Philip Morris International
In the most recent earnings release, CEO Andre Calantzopoulos stated that “currency headwinds have stiffened.” Later in the report, the company quantified the impact of currency by forecasting “an unfavorable currency impact, at prevailing exchange rates, of approximately $0.72 per share for the full-year 2014 compared to unfavorable currency of approximately $0.61 per share in the prior guidance.”4
The Procter & Gamble Company
“P&G reiterated its organic sales growth and core earnings per share growth guidance ranges for fiscal year 2015. P&G added that the quarterly profile of earnings will be heavily influenced by the variation of foreign exchange impacts from period-to-period. The Company expects significant negative sales and earnings impacts from foreign exchange in the October-December 2014 quarter.”5
Strengthening Dollar Can Negatively Impact Revenue of U.S. Multinationals
We are working to quantify the impact on S&P 500 Index earnings from a move in the U.S. dollar, but market data is quite clear: the S&P 500 has traded quite inversely to the currency moves over recent years, and it has become increasingly negatively correlated. Recall, this is very much like the situation in Japan, where the market and currency tended to move in the opposite direction. The reasons here in the United States also may be similar in nature to those in Japan. A growing share of revenue and profits for U.S. corporations comes from overseas—and that share seems only likely to increase with globalization of the economy. Of course, there is also a safe-haven association with the U.S. dollar, and moves out of equities during periods of risk aversion have benefited the U.S. dollar. But on a company fundamental and earnings basis, there is some connection, as the company reports above illustrate.

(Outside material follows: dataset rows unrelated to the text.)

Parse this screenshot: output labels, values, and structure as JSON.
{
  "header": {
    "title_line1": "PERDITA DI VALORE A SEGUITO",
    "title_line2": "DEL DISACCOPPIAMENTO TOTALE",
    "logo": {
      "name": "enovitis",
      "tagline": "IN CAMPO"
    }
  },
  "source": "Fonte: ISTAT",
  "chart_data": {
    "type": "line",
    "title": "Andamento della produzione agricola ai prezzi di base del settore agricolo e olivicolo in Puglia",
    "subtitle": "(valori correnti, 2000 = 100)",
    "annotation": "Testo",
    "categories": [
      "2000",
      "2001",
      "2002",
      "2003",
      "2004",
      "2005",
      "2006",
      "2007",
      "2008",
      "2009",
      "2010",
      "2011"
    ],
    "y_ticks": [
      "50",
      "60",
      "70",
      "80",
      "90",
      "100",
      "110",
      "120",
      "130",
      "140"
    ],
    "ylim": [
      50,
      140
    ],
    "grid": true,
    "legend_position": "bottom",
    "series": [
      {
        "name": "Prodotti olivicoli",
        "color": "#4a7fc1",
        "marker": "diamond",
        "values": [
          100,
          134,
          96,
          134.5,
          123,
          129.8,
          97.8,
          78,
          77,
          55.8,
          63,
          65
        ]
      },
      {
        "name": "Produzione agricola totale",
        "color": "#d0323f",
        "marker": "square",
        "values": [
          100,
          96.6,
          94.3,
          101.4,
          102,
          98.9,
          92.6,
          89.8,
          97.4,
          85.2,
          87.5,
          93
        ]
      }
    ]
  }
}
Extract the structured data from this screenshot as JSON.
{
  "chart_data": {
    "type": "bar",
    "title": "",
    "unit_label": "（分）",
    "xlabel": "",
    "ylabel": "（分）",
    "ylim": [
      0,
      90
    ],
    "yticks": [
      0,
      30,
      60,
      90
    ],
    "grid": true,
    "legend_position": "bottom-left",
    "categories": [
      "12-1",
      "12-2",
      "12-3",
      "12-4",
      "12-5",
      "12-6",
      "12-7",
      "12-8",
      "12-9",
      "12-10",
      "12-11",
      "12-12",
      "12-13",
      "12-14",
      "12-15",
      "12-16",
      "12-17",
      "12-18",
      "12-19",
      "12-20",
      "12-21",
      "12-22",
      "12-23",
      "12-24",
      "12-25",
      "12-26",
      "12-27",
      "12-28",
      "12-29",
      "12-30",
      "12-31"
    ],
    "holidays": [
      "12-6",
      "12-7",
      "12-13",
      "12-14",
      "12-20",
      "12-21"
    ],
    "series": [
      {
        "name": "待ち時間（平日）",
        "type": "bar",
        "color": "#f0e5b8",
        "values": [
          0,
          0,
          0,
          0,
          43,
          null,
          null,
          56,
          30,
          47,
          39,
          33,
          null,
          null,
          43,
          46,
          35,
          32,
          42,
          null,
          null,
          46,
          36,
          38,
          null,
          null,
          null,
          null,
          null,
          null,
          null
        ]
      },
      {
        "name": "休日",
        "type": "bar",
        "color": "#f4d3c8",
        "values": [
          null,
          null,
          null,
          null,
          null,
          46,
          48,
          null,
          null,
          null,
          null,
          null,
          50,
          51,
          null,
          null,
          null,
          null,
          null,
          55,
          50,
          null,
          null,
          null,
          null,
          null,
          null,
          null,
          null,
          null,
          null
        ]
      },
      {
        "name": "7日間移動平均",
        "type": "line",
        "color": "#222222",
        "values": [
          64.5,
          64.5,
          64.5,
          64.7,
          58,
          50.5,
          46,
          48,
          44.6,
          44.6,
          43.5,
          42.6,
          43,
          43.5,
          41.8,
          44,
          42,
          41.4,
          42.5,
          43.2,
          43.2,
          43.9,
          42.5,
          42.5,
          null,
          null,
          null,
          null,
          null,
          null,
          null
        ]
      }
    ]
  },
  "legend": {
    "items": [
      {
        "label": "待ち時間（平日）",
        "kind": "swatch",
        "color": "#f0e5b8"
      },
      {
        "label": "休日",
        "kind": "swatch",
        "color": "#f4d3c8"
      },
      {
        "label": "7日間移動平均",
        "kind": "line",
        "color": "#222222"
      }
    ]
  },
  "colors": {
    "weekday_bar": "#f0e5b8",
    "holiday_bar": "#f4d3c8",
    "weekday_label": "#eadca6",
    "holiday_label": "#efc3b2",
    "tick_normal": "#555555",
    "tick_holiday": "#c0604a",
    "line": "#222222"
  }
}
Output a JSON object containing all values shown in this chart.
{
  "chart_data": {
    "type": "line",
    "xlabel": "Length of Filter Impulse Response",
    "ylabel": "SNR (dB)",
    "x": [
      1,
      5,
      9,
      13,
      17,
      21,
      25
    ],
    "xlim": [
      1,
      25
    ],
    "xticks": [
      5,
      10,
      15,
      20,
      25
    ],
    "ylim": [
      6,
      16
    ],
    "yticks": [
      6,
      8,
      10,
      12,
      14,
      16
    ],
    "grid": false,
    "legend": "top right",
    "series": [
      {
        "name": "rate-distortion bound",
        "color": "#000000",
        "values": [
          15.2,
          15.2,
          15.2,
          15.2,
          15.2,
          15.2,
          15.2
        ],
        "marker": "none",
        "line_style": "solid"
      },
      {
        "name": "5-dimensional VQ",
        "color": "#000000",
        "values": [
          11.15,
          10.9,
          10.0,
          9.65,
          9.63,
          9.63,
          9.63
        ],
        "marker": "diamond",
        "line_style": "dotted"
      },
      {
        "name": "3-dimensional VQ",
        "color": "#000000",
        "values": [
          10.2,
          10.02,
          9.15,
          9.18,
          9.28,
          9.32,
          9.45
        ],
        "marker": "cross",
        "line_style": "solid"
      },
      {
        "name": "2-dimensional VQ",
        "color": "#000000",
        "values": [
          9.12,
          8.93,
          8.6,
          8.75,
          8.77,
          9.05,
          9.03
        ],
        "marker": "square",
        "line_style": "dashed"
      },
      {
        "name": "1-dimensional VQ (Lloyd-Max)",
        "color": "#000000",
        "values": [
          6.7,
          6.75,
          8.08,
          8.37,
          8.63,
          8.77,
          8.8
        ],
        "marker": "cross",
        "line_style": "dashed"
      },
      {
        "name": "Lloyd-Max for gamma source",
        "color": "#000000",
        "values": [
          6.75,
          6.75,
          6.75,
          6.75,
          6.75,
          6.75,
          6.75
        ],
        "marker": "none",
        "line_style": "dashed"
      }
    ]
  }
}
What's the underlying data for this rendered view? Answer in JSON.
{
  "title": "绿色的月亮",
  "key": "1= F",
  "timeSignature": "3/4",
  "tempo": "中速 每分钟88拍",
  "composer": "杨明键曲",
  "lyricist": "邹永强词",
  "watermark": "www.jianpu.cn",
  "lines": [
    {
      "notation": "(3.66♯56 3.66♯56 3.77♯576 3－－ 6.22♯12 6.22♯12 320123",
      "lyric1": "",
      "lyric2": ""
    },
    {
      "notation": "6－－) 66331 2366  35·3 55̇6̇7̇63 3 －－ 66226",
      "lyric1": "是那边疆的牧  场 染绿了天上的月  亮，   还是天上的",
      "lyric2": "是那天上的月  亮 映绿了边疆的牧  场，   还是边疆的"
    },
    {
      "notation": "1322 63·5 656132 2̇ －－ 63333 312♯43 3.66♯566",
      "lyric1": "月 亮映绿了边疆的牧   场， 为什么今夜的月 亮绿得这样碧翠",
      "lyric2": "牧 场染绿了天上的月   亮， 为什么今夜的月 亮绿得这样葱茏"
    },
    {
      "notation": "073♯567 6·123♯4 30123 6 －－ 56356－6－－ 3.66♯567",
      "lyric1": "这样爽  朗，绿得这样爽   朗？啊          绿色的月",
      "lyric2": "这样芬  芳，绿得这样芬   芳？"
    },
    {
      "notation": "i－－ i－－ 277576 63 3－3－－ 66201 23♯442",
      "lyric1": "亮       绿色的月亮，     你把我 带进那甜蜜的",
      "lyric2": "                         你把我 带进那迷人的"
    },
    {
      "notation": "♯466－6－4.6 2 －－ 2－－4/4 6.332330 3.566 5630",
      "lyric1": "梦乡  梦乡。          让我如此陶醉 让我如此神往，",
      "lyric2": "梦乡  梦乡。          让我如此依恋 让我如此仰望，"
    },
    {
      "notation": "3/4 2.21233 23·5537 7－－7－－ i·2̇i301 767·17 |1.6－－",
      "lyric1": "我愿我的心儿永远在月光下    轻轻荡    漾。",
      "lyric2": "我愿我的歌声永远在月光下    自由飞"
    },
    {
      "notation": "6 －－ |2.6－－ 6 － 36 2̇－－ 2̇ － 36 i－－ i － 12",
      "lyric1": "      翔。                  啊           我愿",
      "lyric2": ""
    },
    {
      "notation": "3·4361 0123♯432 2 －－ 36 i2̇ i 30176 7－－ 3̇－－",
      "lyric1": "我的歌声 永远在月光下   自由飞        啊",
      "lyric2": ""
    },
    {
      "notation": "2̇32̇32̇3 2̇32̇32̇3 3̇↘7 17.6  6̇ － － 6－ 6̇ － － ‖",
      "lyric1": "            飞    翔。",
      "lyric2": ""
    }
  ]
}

Who Benefits from a Strengthening Dollar?
• International Equities: Foreign multinational companies have the potential to benefit from a strengthening dollar because their products become less expensive to U.S. consumers, possibly increasing sales. These companies also benefit as their foreign sales are translated back to their home currency through a more favorable exchange rate, resulting in higher earnings. We think this is why developed international equities have historically performed better in periods when their currencies were weakening, compared to periods when they were strengthening.6 Even though a stronger U.S. dollar and weaker euro or yen might help the profits of European or Japanese companies, the dollar strength can drag down the total returns of U.S. investors who do not hedge their international equity exposure. For this, we encourage investors to consider Japanese and European multinational companies, where we see some of the strongest examples of U.S. dollar strength relative to these currencies.
• Domestic Small Caps: Typically, small-cap companies generate a majority of their sales domestically and are not as sensitive to movements in exchange rates as large caps. Also, domestic small caps are typically not impacted by foreign economic growth, which has been tepid compared to U.S. growth.
1Tony Sagami, “The Ticking Time Bomb of the Strong US Dollar,” Mauldin Economics, 10/28/14.
3The Coca-Cola Company, Third Quarter and Year-to-Date 2014 Results, 10/21/14.
4Philip Morris International Inc., 2014 Third-Quarter Results, 10/16/14.
5The Procter & Gamble Company, Q1 2015 Earnings Release, 10/24/14.
6Sources: WisdomTree, Bloomberg, 12/31/69–09/30/14. Refers to the currencies and equities in the MSCI EAFE Index.
Important Risks Related to this Article
Foreign investing involves special risks, such as risk of loss from currency fluctuation or political or economic uncertainty.
Investments focusing on certain sectors and/or smaller companies increase their vulnerability to any single economic or regulatory development.
Investments focused in Japan are increasing the impact of events and developments associated with the region, which can adversely affect performance.